Thursday, September 15, 2022

Hindi hai na?

 Remember the title of that ShahRukh film, "Main hun na?" Actually, propah  Allahabadi speakers of ideal Hindi would find that question cringeworthy as it is the typical Bambaiya Hindi. Compared with it, our titular question is absolutely okay.

It does open up a very important issue, moreover. Most all Indians love to hate English in public, though they crave for it in private. As a result, in a multi-ethnic, multi-lingual country like ours, English is the lingua franca.

Actually, we do have a link language of our own. That is Hindi. On the Hindi Day at least, people need to acknowledge it. Yet  given the Indian tendency to politicise everything, it has become a bone of contention between the South and the North. The southerners consider the use of Hindi an imposition, it seems. Personally I believe though that such an attitude widens gulfs that could engulf our unity, our togetherness. 

As a result of such bickerings, the three language formula dithered at the school level, and we have managed to produce users who speak their own mother tongue with a dash of Hindi, given the bollywoodisation of the very existence. So neither are such dodos good at the mother tongue nor at Hindi. Their English is nothing much to write, forget home, anywhere about!

Actually, Hindi has its own sweet allure. Most Hindi speakers have a very polite lingo. Listening to 'native' speakers of Hindi, whether it be the shudh Sanskrit version of the Allahabad type or the urduised Lucknow variety, Hindi is real sweet on ears.
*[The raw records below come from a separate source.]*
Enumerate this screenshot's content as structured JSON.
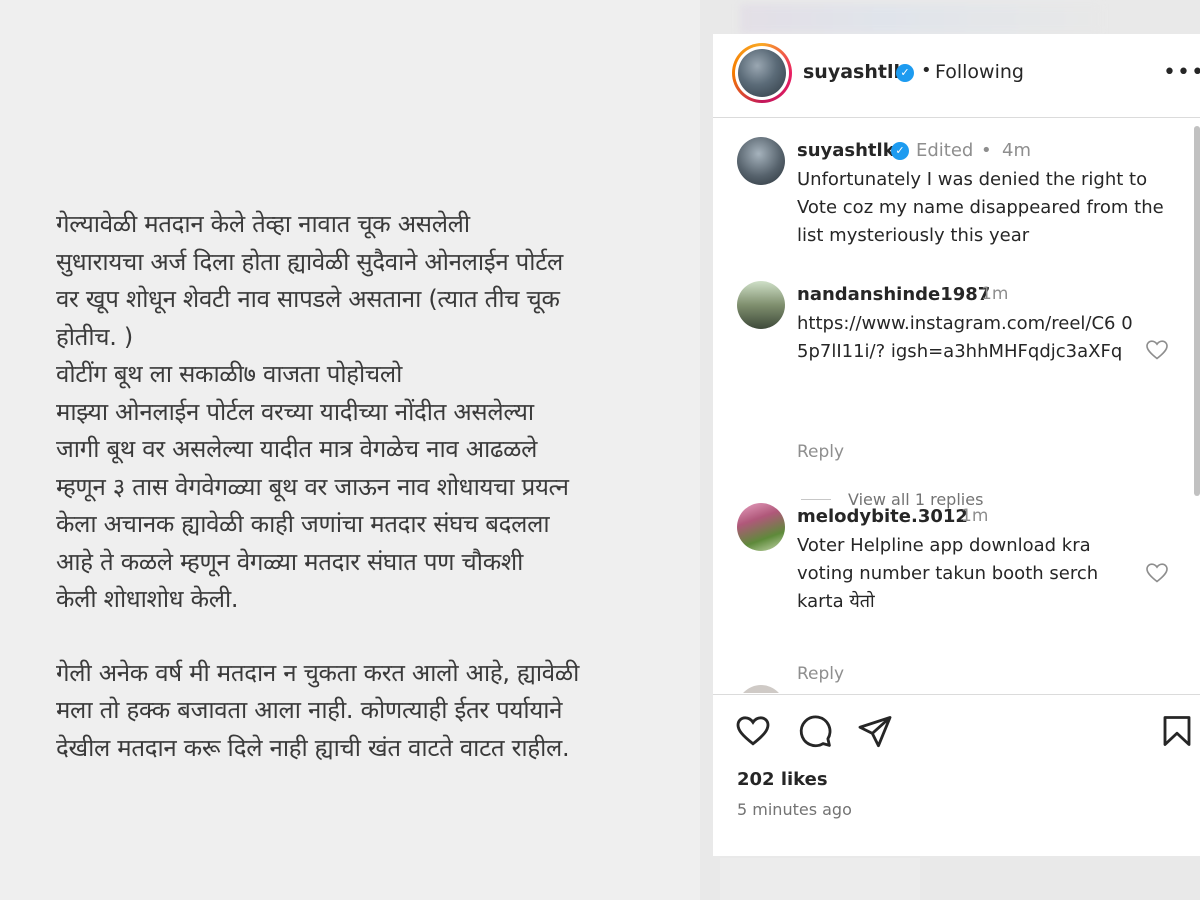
{
  "post_image": {
    "paragraph1": [
      "गेल्यावेळी मतदान केले तेव्हा नावात चूक असलेली",
      "सुधारायचा अर्ज दिला होता ह्यावेळी सुदैवाने ओनलाईन पोर्टल",
      "वर खूप शोधून शेवटी नाव सापडले असताना (त्यात तीच चूक",
      "होतीच. )",
      "वोटींग बूथ ला सकाळी७ वाजता पोहोचलो",
      "माझ्या ओनलाईन पोर्टल वरच्या यादीच्या नोंदीत असलेल्या",
      "जागी बूथ वर असलेल्या यादीत मात्र वेगळेच नाव आढळले",
      "म्हणून ३ तास वेगवेगळ्या बूथ वर जाऊन नाव शोधायचा प्रयत्न",
      "केला अचानक ह्यावेळी काही जणांचा मतदार संघच बदलला",
      "आहे ते कळले म्हणून वेगळ्या मतदार संघात पण चौकशी",
      "केली शोधाशोध केली."
    ],
    "paragraph2": [
      "गेली अनेक वर्ष मी मतदान न चुकता करत आलो आहे, ह्यावेळी",
      "मला तो हक्क बजावता आला नाही. कोणत्याही ईतर पर्यायाने",
      "देखील मतदान करू दिले नाही ह्याची खंत वाटते वाटत राहील."
    ]
  },
  "header": {
    "username": "suyashtlk",
    "dot": "•",
    "following": "Following",
    "more": "•••"
  },
  "comments": [
    {
      "username": "suyashtlk",
      "verified": true,
      "edited": "Edited",
      "dot": "•",
      "time": "4m",
      "text": "Unfortunately I was denied the right to Vote coz my name disappeared from the list mysteriously this year"
    },
    {
      "username": "nandanshinde1987",
      "time": "1m",
      "text": "https://www.instagram.com/reel/C6 05p7lI11i/? igsh=a3hhMHFqdjc3aXFq",
      "reply": "Reply",
      "view_replies": "View all 1 replies"
    },
    {
      "username": "melodybite.3012",
      "time": "1m",
      "text": "Voter Helpline app download kra voting number takun booth serch karta येतो",
      "reply": "Reply"
    }
  ],
  "footer": {
    "likes": "202 likes",
    "ago": "5 minutes ago"
  },
  "icons": {
    "like": "heart-icon",
    "comment": "comment-icon",
    "share": "share-icon",
    "save": "bookmark-icon",
    "verified": "verified-badge-icon"
  },
  "colors": {
    "verified": "#1d9bf0",
    "muted": "#8e8e8e",
    "text": "#262626"
  }
}
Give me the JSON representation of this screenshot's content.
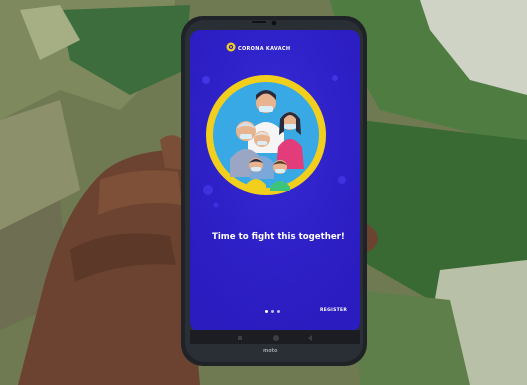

The gangajamani Dakhni of Hyderabad is hilarious though. Wanna know why? They use a combo of Urdu, Hindi, Marathi, with some Punjabi. In Dakhani, they say "nakko" and "hau" (it sounds like the English 'how') for 'no' and 'yes' respectively.

Let us end our celebration of Hindi with the Dakhani juban. A Britisher comes to Hyderabad as he has heard a lot about the Charminar. He reaches quite near the four minarets. Since he has come such a long way off, he just wants to be quite sure. A typical Hyderabadi Mianji is passing by. The  British fellow asks him"Is this the Charminar?" Prompt comes the answer "hau". The British fellow is quite surprised. He repeats the question. The answer is repeated, too. The question-answer session goes on for quite some time, getting angrier by the minute! Finally, irritated, both go their own ways!  That is the Babel of babble for you!

Pratima@ "A nation is dumb without a state language," said Gandhiji. Absolutely!